Debe ser por los años de militancia siguiendo al equipo. La experiencia del camino está plagada de partidos como el de ayer. A veces con resultado lamentable y en ocasiones con final feliz. Sucedió ante los andaluces, gracias a un encuentro de Canales con Juanmi. El primero dio un pase de dibujos animados, una cuchara a lo Laudrup que aprovechó el malagueño con su habitual eficacia. Era el gol de la victoria, el de los abrazos permanentes y prolongados tras ochenta minutos en los que el equipo pareció atolondrado, tostao, sin chispa, dejando que las cosas sucedieran.
El primer tiempo, en argot ciclista, fue pestoso, pero encontró al final un gol tranquilizador después de un jugadón de Oyarzabal que Vela no desaprovechó.

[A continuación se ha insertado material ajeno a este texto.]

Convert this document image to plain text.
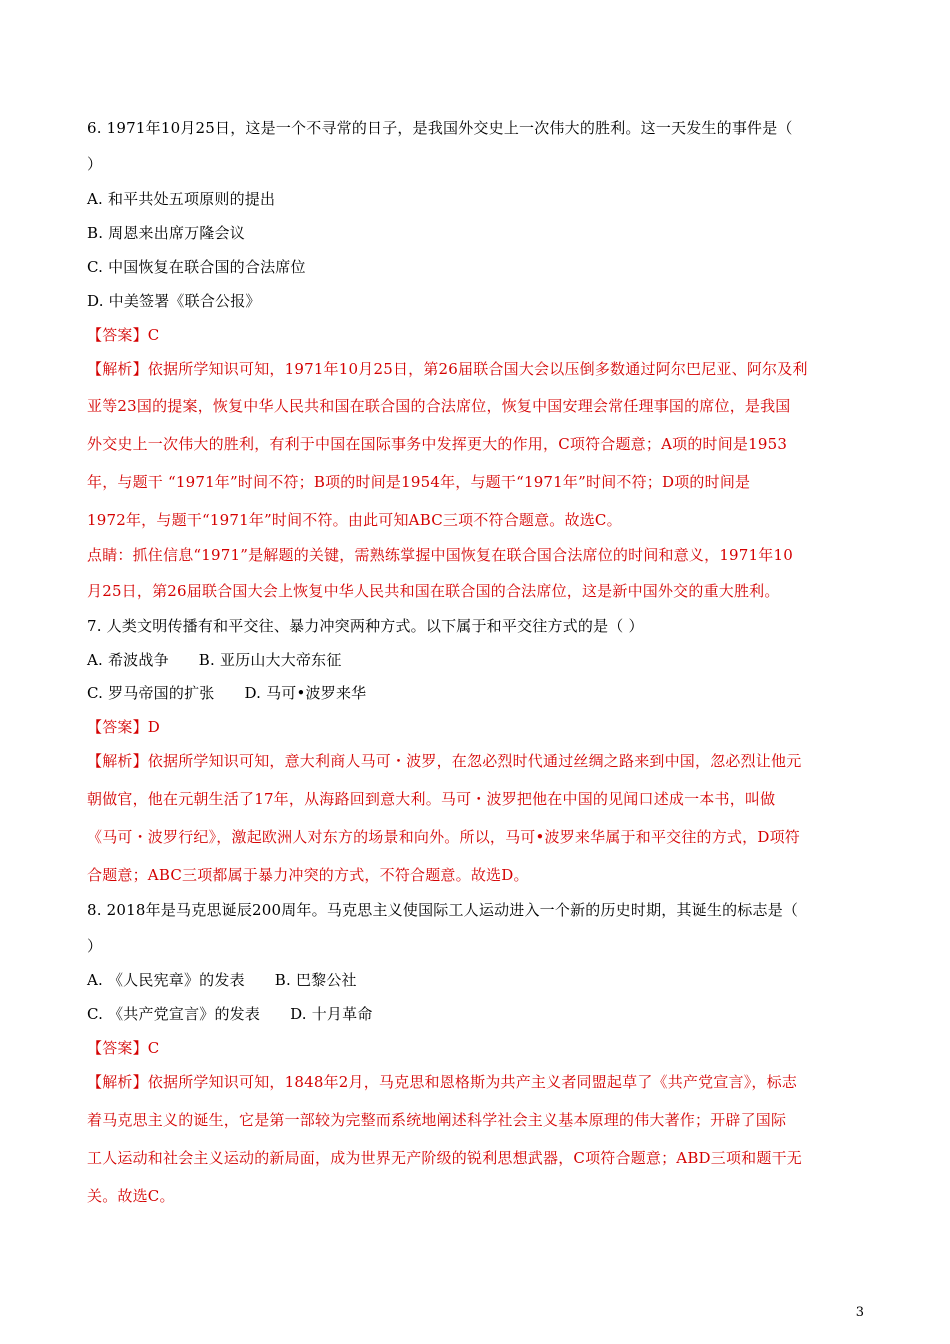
6. 1971年10月25日，这是一个不寻常的日子，是我国外交史上一次伟大的胜利。这一天发生的事件是（
）
A. 和平共处五项原则的提出
B. 周恩来出席万隆会议
C. 中国恢复在联合国的合法席位
D. 中美签署《联合公报》
【答案】C
【解析】依据所学知识可知，1971年10月25日，第26届联合国大会以压倒多数通过阿尔巴尼亚、阿尔及利
亚等23国的提案，恢复中华人民共和国在联合国的合法席位，恢复中国安理会常任理事国的席位，是我国
外交史上一次伟大的胜利，有利于中国在国际事务中发挥更大的作用，C项符合题意；A项的时间是1953
年，与题干 “1971年”时间不符；B项的时间是1954年，与题干“1971年”时间不符；D项的时间是
1972年，与题干“1971年”时间不符。由此可知ABC三项不符合题意。故选C。
点睛：抓住信息“1971”是解题的关键，需熟练掌握中国恢复在联合国合法席位的时间和意义，1971年10
月25日，第26届联合国大会上恢复中华人民共和国在联合国的合法席位，这是新中国外交的重大胜利。
7. 人类文明传播有和平交往、暴力冲突两种方式。以下属于和平交往方式的是（ ）
A. 希波战争 B. 亚历山大大帝东征
C. 罗马帝国的扩张 D. 马可•波罗来华
【答案】D
【解析】依据所学知识可知，意大利商人马可・波罗，在忽必烈时代通过丝绸之路来到中国，忽必烈让他元
朝做官，他在元朝生活了17年，从海路回到意大利。马可・波罗把他在中国的见闻口述成一本书，叫做
《马可・波罗行纪》，激起欧洲人对东方的场景和向外。所以，马可•波罗来华属于和平交往的方式，D项符
合题意；ABC三项都属于暴力冲突的方式，不符合题意。故选D。
8. 2018年是马克思诞辰200周年。马克思主义使国际工人运动进入一个新的历史时期，其诞生的标志是（
）
A. 《人民宪章》的发表 B. 巴黎公社
C. 《共产党宣言》的发表 D. 十月革命
【答案】C
【解析】依据所学知识可知，1848年2月，马克思和恩格斯为共产主义者同盟起草了《共产党宣言》，标志
着马克思主义的诞生，它是第一部较为完整而系统地阐述科学社会主义基本原理的伟大著作；开辟了国际
工人运动和社会主义运动的新局面，成为世界无产阶级的锐利思想武器，C项符合题意；ABD三项和题干无
关。故选C。
3
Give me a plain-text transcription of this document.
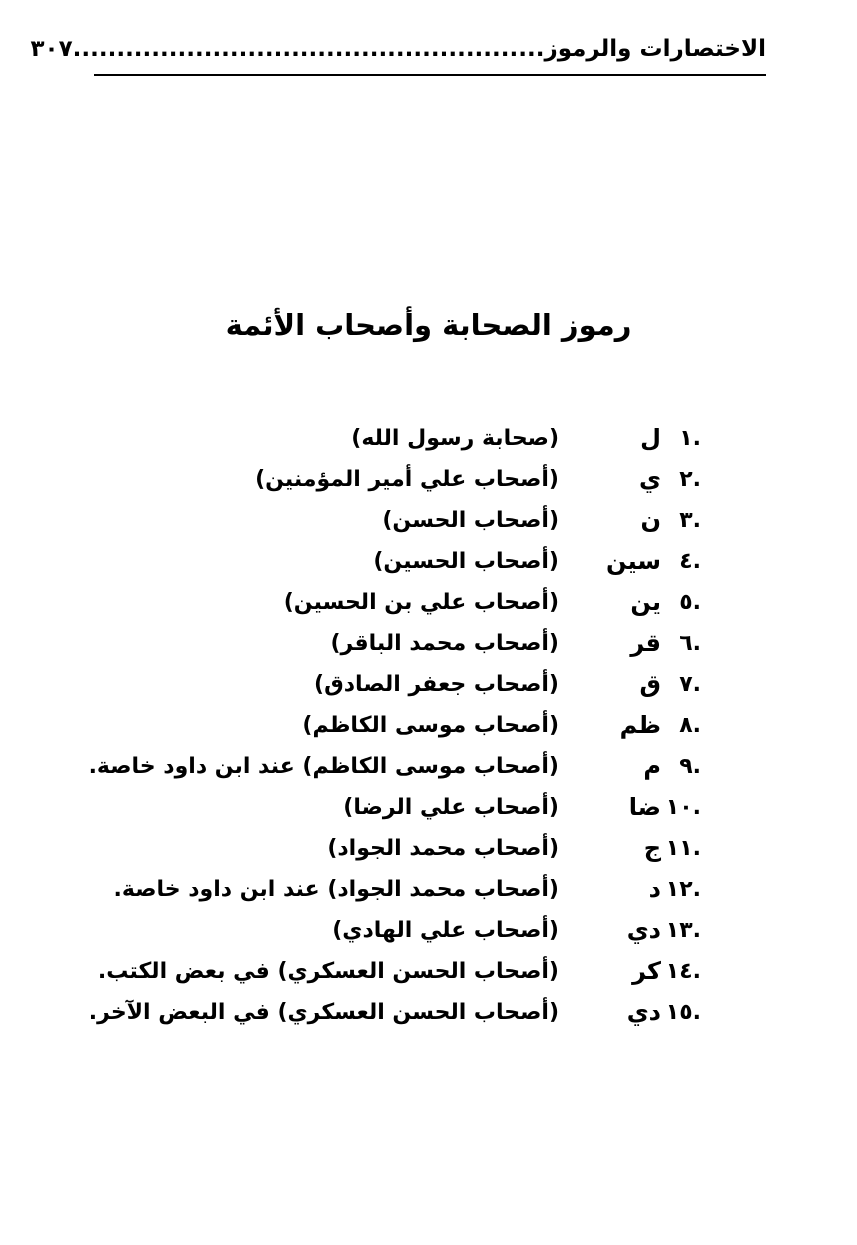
الاختصارات والرموز......................................................٣٠٧
رموز الصحابة وأصحاب الأئمة
١.
ل
(صحابة رسول الله)
٢.
ي
(أصحاب علي أمير المؤمنين)
٣.
ن
(أصحاب الحسن)
٤.
سين
(أصحاب الحسين)
٥.
ين
(أصحاب علي بن الحسين)
٦.
قر
(أصحاب محمد الباقر)
٧.
ق
(أصحاب جعفر الصادق)
٨.
ظم
(أصحاب موسى الكاظم)
٩.
م
(أصحاب موسى الكاظم) عند ابن داود خاصة.
١٠.
ضا
(أصحاب علي الرضا)
١١.
ج
(أصحاب محمد الجواد)
١٢.
د
(أصحاب محمد الجواد) عند ابن داود خاصة.
١٣.
دي
(أصحاب علي الهادي)
١٤.
كر
(أصحاب الحسن العسكري) في بعض الكتب.
١٥.
دي
(أصحاب الحسن العسكري) في البعض الآخر.
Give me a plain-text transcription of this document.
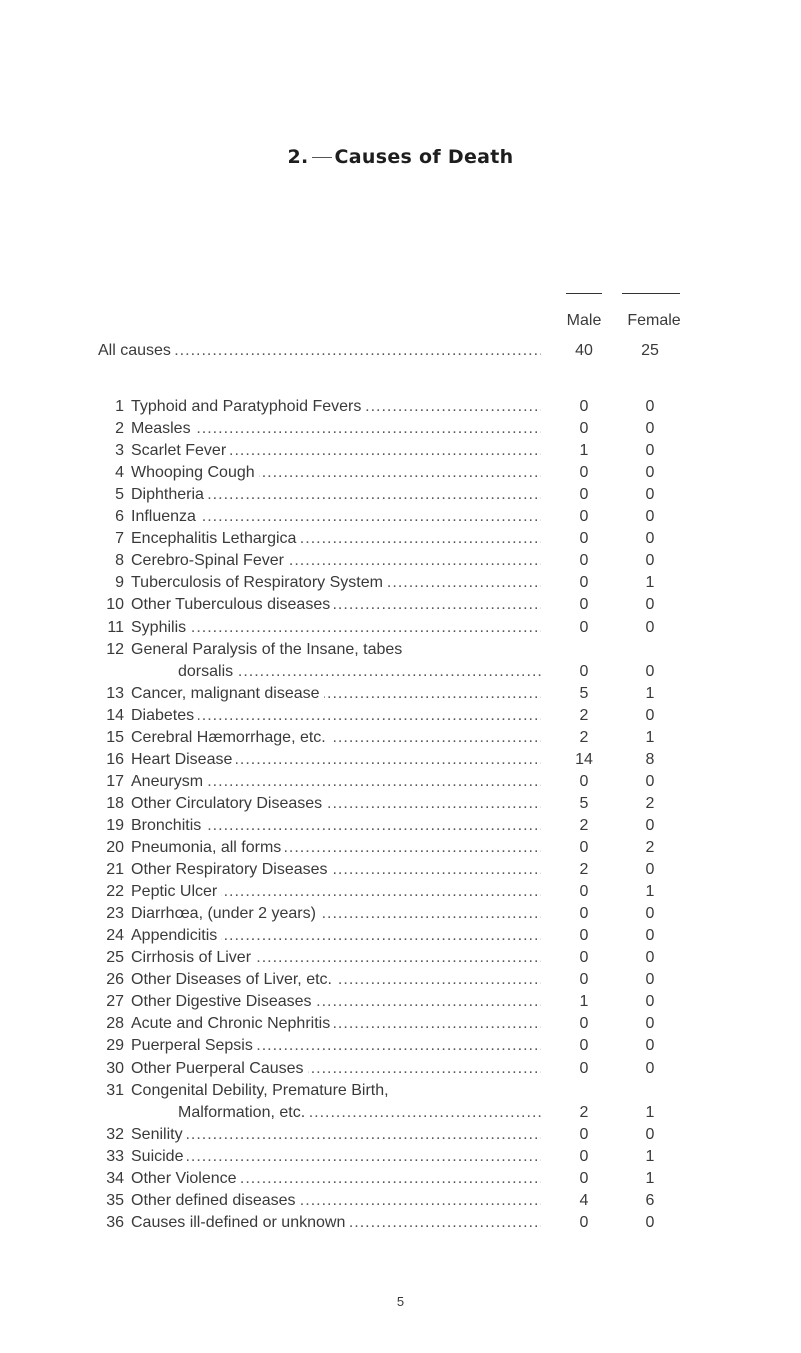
2. Causes of Death
Male	Female
All causes .....	40	25
1 Typhoid and Paratyphoid Fevers .....	0	0
2 Measles .....	0	0
3 Scarlet Fever .....	1	0
4 Whooping Cough .....	0	0
5 Diphtheria .....	0	0
6 Influenza .....	0	0
7 Encephalitis Lethargica .....	0	0
8 Cerebro-Spinal Fever .....	0	0
9 Tuberculosis of Respiratory System .....	0	1
10 Other Tuberculous diseases .....	0	0
11 Syphilis .....	0	0
12 General Paralysis of the Insane, tabes
dorsalis .....	0	0
13 Cancer, malignant disease .....	5	1
14 Diabetes .....	2	0
15 Cerebral Hæmorrhage, etc. .....	2	1
16 Heart Disease .....	14	8
17 Aneurysm .....	0	0
18 Other Circulatory Diseases .....	5	2
19 Bronchitis .....	2	0
20 Pneumonia, all forms .....	0	2
21 Other Respiratory Diseases .....	2	0
22 Peptic Ulcer .....	0	1
23 Diarrhœa, (under 2 years) .....	0	0
24 Appendicitis .....	0	0
25 Cirrhosis of Liver .....	0	0
26 Other Diseases of Liver, etc. .....	0	0
27 Other Digestive Diseases .....	1	0
28 Acute and Chronic Nephritis .....	0	0
29 Puerperal Sepsis .....	0	0
30 Other Puerperal Causes .....	0	0
31 Congenital Debility, Premature Birth,
Malformation, etc. .....	2	1
32 Senility .....	0	0
33 Suicide .....	0	1
34 Other Violence .....	0	1
35 Other defined diseases .....	4	6
36 Causes ill-defined or unknown .....	0	0
5
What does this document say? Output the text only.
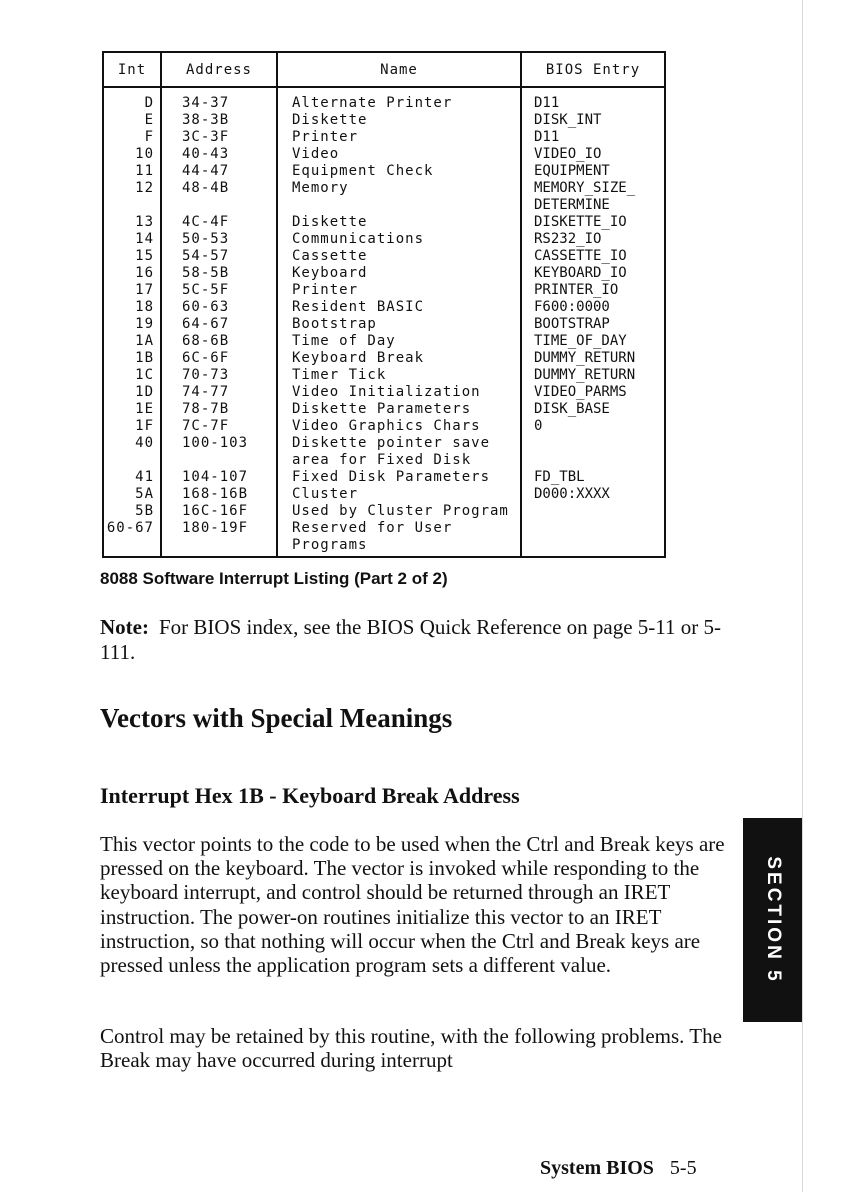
Int	Address	Name	BIOS Entry
D	34-37	Alternate Printer	D11
E	38-3B	Diskette	DISK_INT
F	3C-3F	Printer	D11
10	40-43	Video	VIDEO_IO
11	44-47	Equipment Check	EQUIPMENT
12	48-4B	Memory	MEMORY_SIZE_
			DETERMINE
13	4C-4F	Diskette	DISKETTE_IO
14	50-53	Communications	RS232_IO
15	54-57	Cassette	CASSETTE_IO
16	58-5B	Keyboard	KEYBOARD_IO
17	5C-5F	Printer	PRINTER_IO
18	60-63	Resident BASIC	F600:0000
19	64-67	Bootstrap	BOOTSTRAP
1A	68-6B	Time of Day	TIME_OF_DAY
1B	6C-6F	Keyboard Break	DUMMY_RETURN
1C	70-73	Timer Tick	DUMMY_RETURN
1D	74-77	Video Initialization	VIDEO_PARMS
1E	78-7B	Diskette Parameters	DISK_BASE
1F	7C-7F	Video Graphics Chars	0
40	100-103	Diskette pointer save	
		area for Fixed Disk	
41	104-107	Fixed Disk Parameters	FD_TBL
5A	168-16B	Cluster	D000:XXXX
5B	16C-16F	Used by Cluster Program	
60-67	180-19F	Reserved for User	
		Programs	

8088 Software Interrupt Listing (Part 2 of 2)

Note: For BIOS index, see the BIOS Quick Reference on page 5-11 or 5-111.

Vectors with Special Meanings
Interrupt Hex 1B - Keyboard Break Address

This vector points to the code to be used when the Ctrl and Break keys are pressed on the keyboard. The vector is invoked while responding to the keyboard interrupt, and control should be returned through an IRET instruction. The power-on routines initialize this vector to an IRET instruction, so that nothing will occur when the Ctrl and Break keys are pressed unless the application program sets a different value.

Control may be retained by this routine, with the following problems. The Break may have occurred during interrupt

SECTION 5

System BIOS 5-5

Quizás sin merecerlo, la Real iba por delante. Los minutos siguientes fueron parecidos a los anteriores, pero se torcieron con el gol del empate nazarí. Una cadena de desencuentros defensivos concluyó con el remate de Adrián Ramos, que llevó la incertidumbre al graderío y repartió caramelos de pánico y terror ante la posibilidad de echar por tierra todo el trabajo de las 34 jornadas precedentes.
Felizmente, llegó el tanto del triunfo, el de los sesenta y un puntos, que mantiene al equipo a la expectativa de los demás. Cuando el árbitro pitó el final, las cámaras de televisión enfocaron a los espectadores y encontramos el abrazo de un padre con su ilusionado hijo. Seguro que hizo la lectura positiva, la que corresponde a la suma de tres puntos que, a estas alturas de la película, es lo único que vale. Jugar, lo que se dice jugar, la Real lo hizo bastante mal, pero la letra de la copla a esta hora encadena versos de alegría, de abrazos que no son pasajeros, que valen para continuar en esa sintonía a la espera del encuentro del viernes a la orillita del Guadalquivir.